Reconstruction and classification of distal anastomoses of peripheral by-pass grafts: from Magnetic Resonance Imaging to CFD

Abnormal haemodynamic conditions are implicated in the development of anastomotic myointimal hyperplasia (MIH), which constitutes the main cause of failure of peripheral by-pass grafts. However these conditions are difficult to determine in-vivo, prompting research using ex-vivo idealised models. To relate the understanding gained in idealised geometries to anatomically correct conditions we have investigated an approach to classify in-vivo distal graft anastomoses and their inter-patient variability.

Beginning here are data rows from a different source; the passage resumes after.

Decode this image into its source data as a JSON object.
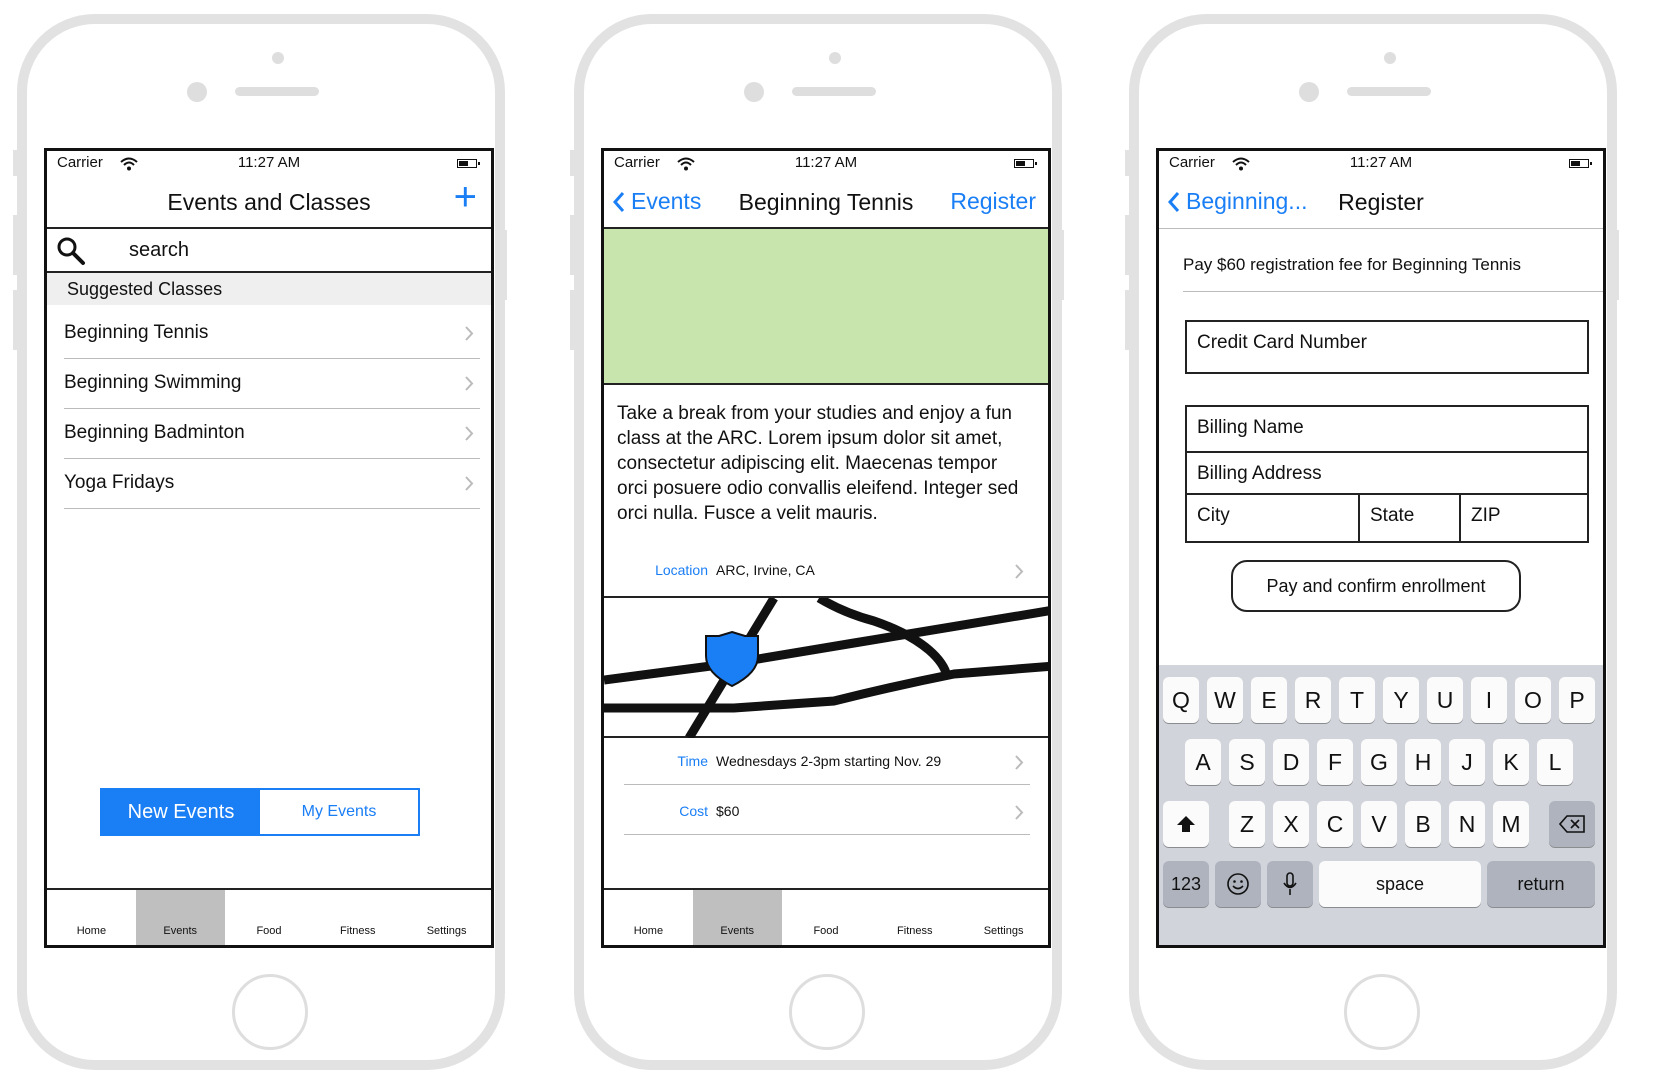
{
  "status": {
    "carrier": "Carrier",
    "time": "11:27 AM"
  },
  "screen1": {
    "title": "Events and Classes",
    "add_icon": "plus-icon",
    "search_placeholder": "search",
    "section_header": "Suggested Classes",
    "items": [
      "Beginning Tennis",
      "Beginning Swimming",
      "Beginning Badminton",
      "Yoga Fridays"
    ],
    "segments": [
      "New Events",
      "My Events"
    ],
    "selected_segment": "New Events"
  },
  "screen2": {
    "back_label": "Events",
    "title": "Beginning Tennis",
    "action_label": "Register",
    "description": "Take a break from your studies and enjoy a fun class at the ARC. Lorem ipsum dolor sit amet, consectetur adipiscing elit. Maecenas tempor orci posuere odio convallis eleifend. Integer sed orci nulla. Fusce a velit mauris.",
    "location_label": "Location",
    "location_value": "ARC, Irvine, CA",
    "time_label": "Time",
    "time_value": "Wednesdays 2-3pm starting Nov. 29",
    "cost_label": "Cost",
    "cost_value": "$60"
  },
  "screen3": {
    "back_label": "Beginning...",
    "title": "Register",
    "fee_text": "Pay $60 registration fee for Beginning Tennis",
    "fields": {
      "card": "Credit Card Number",
      "billing_name": "Billing Name",
      "billing_address": "Billing Address",
      "city": "City",
      "state": "State",
      "zip": "ZIP"
    },
    "pay_button": "Pay and confirm enrollment",
    "keyboard": {
      "row1": [
        "Q",
        "W",
        "E",
        "R",
        "T",
        "Y",
        "U",
        "I",
        "O",
        "P"
      ],
      "row2": [
        "A",
        "S",
        "D",
        "F",
        "G",
        "H",
        "J",
        "K",
        "L"
      ],
      "row3": [
        "Z",
        "X",
        "C",
        "V",
        "B",
        "N",
        "M"
      ],
      "numbers": "123",
      "space": "space",
      "return": "return"
    }
  },
  "tabs": [
    "Home",
    "Events",
    "Food",
    "Fitness",
    "Settings"
  ],
  "active_tab": "Events",
  "colors": {
    "accent": "#1a7ef5",
    "hero": "#c9e5ae",
    "keyboard_bg": "#d1d4da"
  }
}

In-vivo distal anastomotic geometries were acquired by magnetic resonance (MR) angiography from 13 patients who had undergone infrageniculate autologous venous bypass surgery. On average, the images were acquired 2 weeks post-operatively. Five patients also underwent repeat examinations 2 to 7 weeks later. For each geometry, the surface of the arterial lumen is reconstructed from MR images using a zero level set of an implicit function constructed from radial basis functions that can be shown to minimise curvature. The final surface representation is a tessellation obtained by the marching cubes algorithm and is the initial support for CFD mesh generation.

The three-dimensional binary image created from the interpolated surface is processed using a skeletonisation algorithm to obtain the centreline of each branch in the geometry. This allows the definition and the computation of the set of parameters that constitute the base of a geometric classification. In this study we have chosen to measure the branching angles between straight line approximations of the centrelines obtained by averaging over a characteristic length of the anastomosis.